Japan Spots Chinese Warships Near Disputed Gas Field
TOKYO (AFP)
Sep 09, 2005

Japanese authorities said Friday they had seen Chinese warships for the first time near a disputed gas field in the East China Sea which Tokyo recently opened to exploration.

A fleet of five ships, including a 7,940-tonne Sovremenny-class destroyer, had been spotted mid-morning by a Japanese P-3C patrol plane near the Chunxiao gas field, said the Defense Agency's maritime staff office.

The gas field lies just on China's side of what Japan claims to be the median line between their exclusive economic zones. China does not recognize the line.

In November, Japan spotted a Chinese nuclear submarine intruding into what it considers its waters near the gas fields.
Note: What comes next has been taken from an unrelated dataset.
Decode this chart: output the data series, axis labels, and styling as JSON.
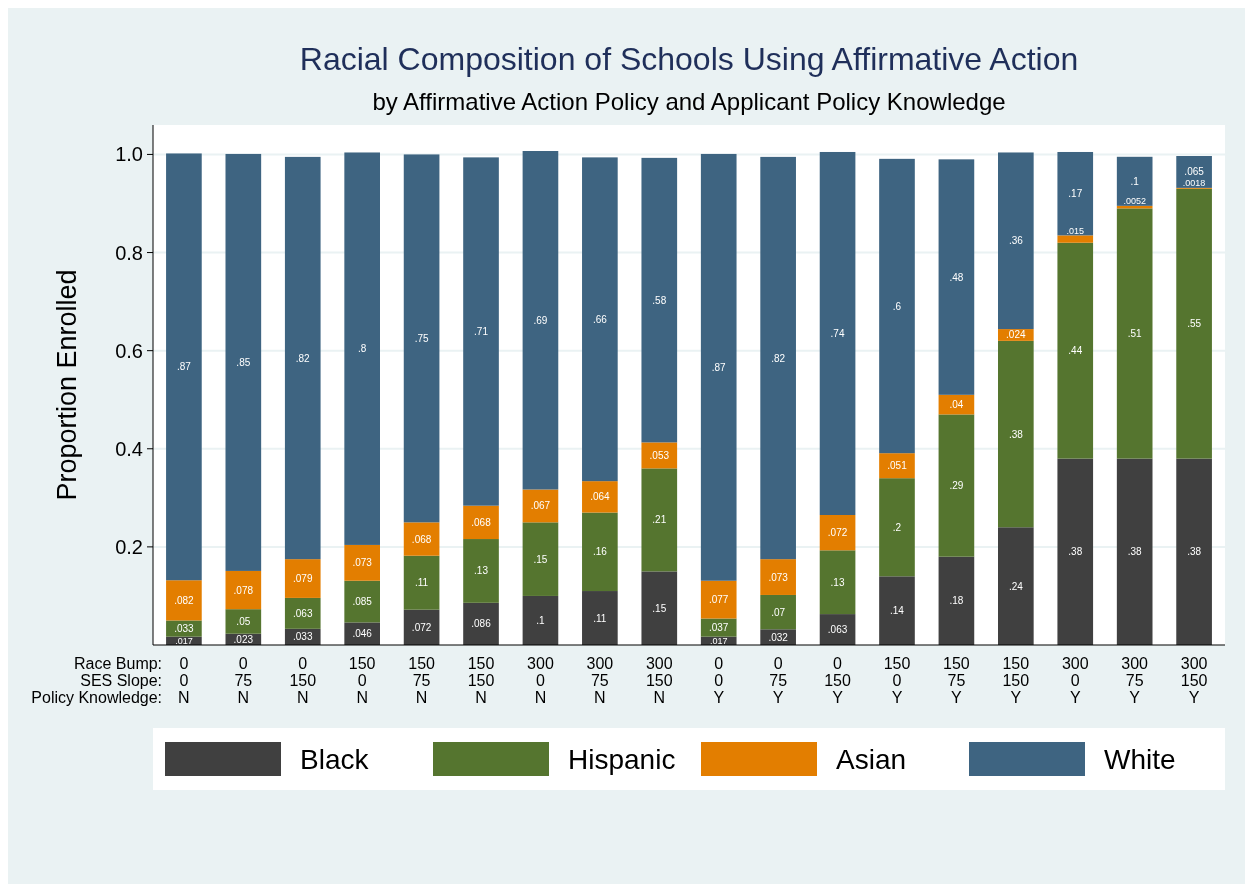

Relations between the nations have seriously deteriorated this year over both the gas field and memories of Japan's bloody wartime occupation of China.

Beijing has been incensed at visits to a Tokyo war shrine by Prime Minister Junichiro Koizumi, who is predicted to win a general election Sunday which he has kept focused on domestic economic reforms.

The other ships seen Friday were two guided-missile frigates, a supply ship and an intelligence-gathering ship, the Defense Agency said.

The destroyer and the guided-missile frigates circled around the oil rig clockwise, the Jiji Press news agency reported quoting naval officials.

China National Offshore Oil Corp. said last month that it would start gas production in the field by the end of September, drawing a protest from the Japanese foreign ministry.

The fleet activity could possibly be a "demonstration" ahead of the start of gas production," Jiji quoted Japanese government officials as saying.

A series of high-level meetings on the gas dispute between Japan and China has led to no agreement other than to continue dialogue.

In July, China protested against Japan's decision to give permission to a first company, Tokyo-based Teikoku Oil, to explore an area on Japan's side of the middle line.

China began drilling unilaterally in the area in 2003, and Japan is concerned that Chunxiao and another gas field which China is developing stretch into what Tokyo considers its sector.

A Japanese survey in 1999 estimated the disputed fields had a massive 200 billion cubic meters (seven trillion cubic feet) of gas.

Japan and China are two of the world's biggest energy importers and have also clashed over getting priority to an oil pipeline being built in Russia.